The bill includes a qui tam provision that provides monetary rewards for
whistleblowers who disclose original information that the government
did not know about concerning major fraud in the commodity and stock
exchanges. There are also strengthened anti-retaliation provisions for
employees who disclose major fraud to the SEC and commodities board, and
who provide information to the newly created Bureau of Consumer
Financial Protection.
The bill closes a major loophole in the Sarbanes-Oxley Act, a corporate
whistleblower law, by covering subsidiaries of publicly traded
companies. For the first time employees at "nationally recognized"

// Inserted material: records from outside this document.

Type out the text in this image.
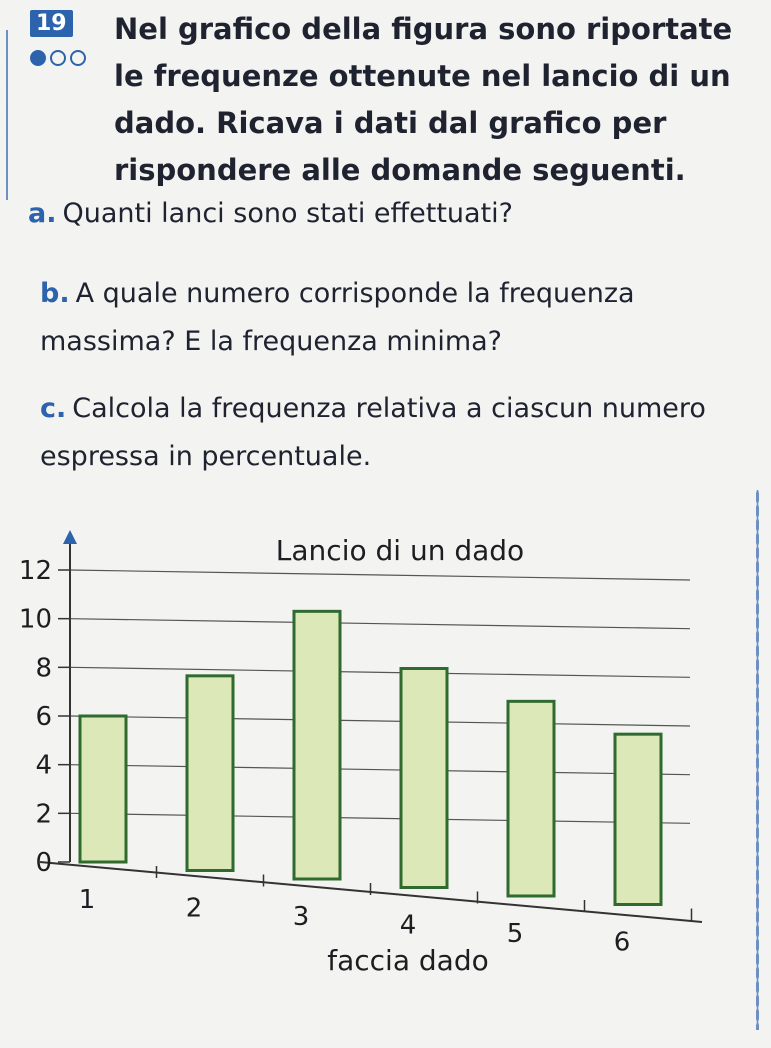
19 Nel grafico della figura sono riportate le frequenze ottenute nel lancio di un dado. Ricava i dati dal grafico per rispondere alle domande seguenti.
a. Quanti lanci sono stati effettuati?
b. A quale numero corrisponde la frequenza massima? E la frequenza minima?
c. Calcola la frequenza relativa a ciascun numero espressa in percentuale.
0
2
4
6
8
10
12
1	2	3	4	5	6
Lancio di un dado
faccia dado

"statistical rating organizations" such as Moody's and Standard &
Poor's, have whistleblower protection.
In addition, H.R. 4173 prohibits mandatory arbitration on Wall Street
related whistleblower claims, permits jury trials under SOX, requires
the SEC to establish a whistleblower protection office, sets a
three-year statute of limitations for retaliation cases under the False
Claims Act, and prohibits retaliation under the federal obstruction of
justice act.
Stephen M. Kohn, Executive Director of the National Whistleblowers
Center, said, "This is an historic recognition by Congress that
whistleblowers play a critical role in combating fraud. It is one of the
most important advances in whistleblower legislation to date. Congress
recognizes that just protecting whistleblowers from being fired is not
enough. The anti-retaliation laws of the past have not adequately
protected the public interest because employees remain afraid to make
disclosures. For a whistleblower system to work there must be
incentives."
Lindsey M. Williams, Director of Advocacy and Development at the
National Whistleblowers Center, said, "Although the Wall Street Reform
bill gives a shiny new umbrella to private employees, it leaves federal
employees out in the rain with no cover. There is more work to be done.
Congress must immediately pass H.R. 1507 in order to give federal
employees the same rights repeatedly granted to private employees."